As investors, the decision to buy or sell is in the forefront of everyone’s minds right now given global share markets are enjoying close to the longest bull run in history. The outcome of the New Zealand election similarly has investors trying to guess whether the time is right to buy or sell. Many will answer that they will wait to see the trend that emerges, and get on the back of it. Others will do nothing, but feel immensely pressured and tense by whatever trend emerges.
The New Zealand election certainly ended up being a far more engaging process than almost all pundits predicted at the beginning of the campaign, and in the end had all of the drama and theatre that only Winston Peters can deliver in forming the new coalition. But what now for investors? What should I do with my KiwiSaver account? Should I stay in growth assets? Should I move my assets offshore?
We believe investors should consider three things when making these decisions.
The first thing to remember is that long term investors should ignore short term market goings on. It is pure luck trying to pick the top or bottom of markets. There are plenty of studies that prove time in the market and making sure you get the full benefit of compounding returns over the course of years is key. The best advice is to ignore all of the noise in between.
The second thing to consider is that markets are quite efficient at processing existing information. However it is the unexpected or the contra view that is often mispriced and drives the major market moves. Don’t think you can beat the market if you get your information from the newspapers — you have the same information as everyone else.
The third thing is that rather than fear the big market swings, embrace them. Make sure your investment selection matches your true risk profile and investment horizon, and view every market move as a real opportunity.
So what should you do as a result of the New Zealand election?
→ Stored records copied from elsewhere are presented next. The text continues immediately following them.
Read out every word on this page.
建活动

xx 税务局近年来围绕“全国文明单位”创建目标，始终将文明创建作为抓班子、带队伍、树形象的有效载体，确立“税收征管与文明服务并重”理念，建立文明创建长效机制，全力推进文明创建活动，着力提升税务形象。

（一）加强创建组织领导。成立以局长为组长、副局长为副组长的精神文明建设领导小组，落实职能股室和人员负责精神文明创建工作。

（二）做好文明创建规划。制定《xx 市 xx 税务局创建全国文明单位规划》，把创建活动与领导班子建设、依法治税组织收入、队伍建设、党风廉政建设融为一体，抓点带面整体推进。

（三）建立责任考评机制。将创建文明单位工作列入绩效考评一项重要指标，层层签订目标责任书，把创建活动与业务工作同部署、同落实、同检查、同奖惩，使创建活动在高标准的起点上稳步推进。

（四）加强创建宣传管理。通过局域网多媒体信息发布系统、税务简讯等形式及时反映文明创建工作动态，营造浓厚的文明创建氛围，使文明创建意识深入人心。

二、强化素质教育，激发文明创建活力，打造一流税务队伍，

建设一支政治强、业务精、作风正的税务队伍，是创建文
With certainty we can say that there is going to be an elevated level of political, social and potentially economic change. That represents risk and this risk is not yet priced into markets, as we still don’t know the exact policy direction of the new government. This risk is most likely to be seen through movements in the value of the New Zealand dollar. For us that means focussing on our currency management and hedging strategies while this uncertainty exists. New Zealand economic growth, long term interest rates and inflation are strongly influenced by global factors and volatility in these is less likely as a result of the election.
The key message though is to resist the natural human bias to act. This is especially important when the newspapers are full of advice about what is going to happen. We know that the future is rarely that clear. Instead, we believe that patience is truly a virtue. Don’t try and predict the future, but prepare for it by having the right long term investment strategy in place. That way as markets go up and down, governments change and the unexpected happens, you can relax knowing that your strategy is right and your investment goals will be met. A clear strategy allows you to enjoy your investing experience rather than live in fear. This is all way easier said than done.